Je l'ai dit: j'aime bien ces romans qui intègrent des éléments scientifiques ou mathématiques dans leur trame, même si je ne suis pas du tout un matheux. Je vais donc vous balancer quelques titres frappants...

D'abord, pour ceux qui aiment l'arithmétique, il y a "Oncle Petros et la Conjecture de Goldbach", un ouvrage d'un certain Apostolos Doxiadis. Chouette récit aux confins de la folie, où l'on voit, justement, ce cher Oncle Petros raconter, par-delà la mort, comment il a désespérément recherché une solution à cette conjecture, qui postule que tout nombre entier pair strictement supérieur à 2 peut être écrit comme la somme de deux nombres premiers. Ca a l'air facile, comme ça... Amusez-vous dans votre garage ou votre salon: la chose n'est pas encore démontrée. Beaucoup de passion donc, et ce, en Grèce moderne.

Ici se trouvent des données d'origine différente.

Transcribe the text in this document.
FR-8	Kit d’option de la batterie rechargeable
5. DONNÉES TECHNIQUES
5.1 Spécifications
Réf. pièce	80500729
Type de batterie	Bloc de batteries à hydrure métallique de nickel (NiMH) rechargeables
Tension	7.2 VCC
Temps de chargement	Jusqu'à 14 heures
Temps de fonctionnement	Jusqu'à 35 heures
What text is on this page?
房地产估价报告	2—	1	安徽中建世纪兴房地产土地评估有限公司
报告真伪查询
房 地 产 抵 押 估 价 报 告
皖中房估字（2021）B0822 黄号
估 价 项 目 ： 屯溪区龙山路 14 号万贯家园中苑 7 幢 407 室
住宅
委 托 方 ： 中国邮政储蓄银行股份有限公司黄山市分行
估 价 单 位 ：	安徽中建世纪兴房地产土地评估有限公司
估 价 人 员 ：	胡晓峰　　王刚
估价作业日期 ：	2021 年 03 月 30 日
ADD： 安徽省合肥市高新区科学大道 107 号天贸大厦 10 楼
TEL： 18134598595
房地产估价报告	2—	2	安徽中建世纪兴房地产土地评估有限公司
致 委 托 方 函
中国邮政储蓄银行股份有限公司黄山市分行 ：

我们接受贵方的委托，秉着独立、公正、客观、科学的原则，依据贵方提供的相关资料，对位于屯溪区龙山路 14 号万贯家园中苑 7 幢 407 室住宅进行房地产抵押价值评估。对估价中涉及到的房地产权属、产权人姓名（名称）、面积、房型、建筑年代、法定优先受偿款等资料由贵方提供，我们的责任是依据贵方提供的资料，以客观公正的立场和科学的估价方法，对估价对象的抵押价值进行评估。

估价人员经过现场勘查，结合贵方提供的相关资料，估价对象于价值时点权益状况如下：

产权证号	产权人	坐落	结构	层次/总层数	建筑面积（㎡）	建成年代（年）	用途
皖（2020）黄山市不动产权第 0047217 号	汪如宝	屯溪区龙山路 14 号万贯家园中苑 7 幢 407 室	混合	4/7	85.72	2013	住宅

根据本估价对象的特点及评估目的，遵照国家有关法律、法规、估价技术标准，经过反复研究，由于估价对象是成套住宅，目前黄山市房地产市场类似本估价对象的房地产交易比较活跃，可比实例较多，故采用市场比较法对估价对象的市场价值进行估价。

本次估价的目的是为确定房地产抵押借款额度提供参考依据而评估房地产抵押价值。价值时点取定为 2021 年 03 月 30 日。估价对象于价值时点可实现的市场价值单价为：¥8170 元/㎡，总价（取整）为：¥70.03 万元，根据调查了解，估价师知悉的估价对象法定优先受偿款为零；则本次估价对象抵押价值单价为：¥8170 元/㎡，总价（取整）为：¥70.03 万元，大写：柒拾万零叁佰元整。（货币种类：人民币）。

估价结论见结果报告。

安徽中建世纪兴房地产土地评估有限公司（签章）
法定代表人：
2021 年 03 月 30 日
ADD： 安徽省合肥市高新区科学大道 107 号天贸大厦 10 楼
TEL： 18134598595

Vous préférez les vieux ordinateurs, et êtes de surcroit nostalgique de la guerre froide? Plongez dans "Softwar" de Thierry Breton et Denis Beneich, un thriller technologique qui vous ramènera au temps de Youri Andropov (que ceux qui s'en souviennent se lèvent!). Quelle est cette "guerre douce" évoquée par le titre? Ce sont les "bombes logicielles", dont une échoue justement en URSS avec un ordinateur vendu par la France. Le style est standard, l'action date un peu (normal!), mais les recettes du polar fonctionnent encore - sans compter certaines prémonitions avérées en matière de guerre informatique: ce livre a été publié en 1984. Depuis, Thierry Breton a fait parler de lui en qualité de ministre.

pokerUn petit coup de probabilités, enfin? Voici un livre que vous devriez trouver au format de poche, sans trop de problèmes. Il s'agit du thriller (encore!) "Improbable" d'Adam Fawer, mettant en scène un personnage principal, David Caine, qui a deux passions: les probabilités et le jeu. On imagine que l'un va avec l'autre... et amène passablement d'embrouilles, d'autant plus qu'il est épileptique. Le récit est vertigineux par instants; en plus, l'auteur glisse des pages d'explications fort pédagogiques sur le domaine des probabilités, de la théorie des jeux et de la physique quantique. Qui a dit que le thriller était un genre idiot? 

Enfin, ma pile à lire renferme encore un truc qui s'appelle "L'Equation de Kolmogoroff", si ça dit quelque chose à quelqu'un... 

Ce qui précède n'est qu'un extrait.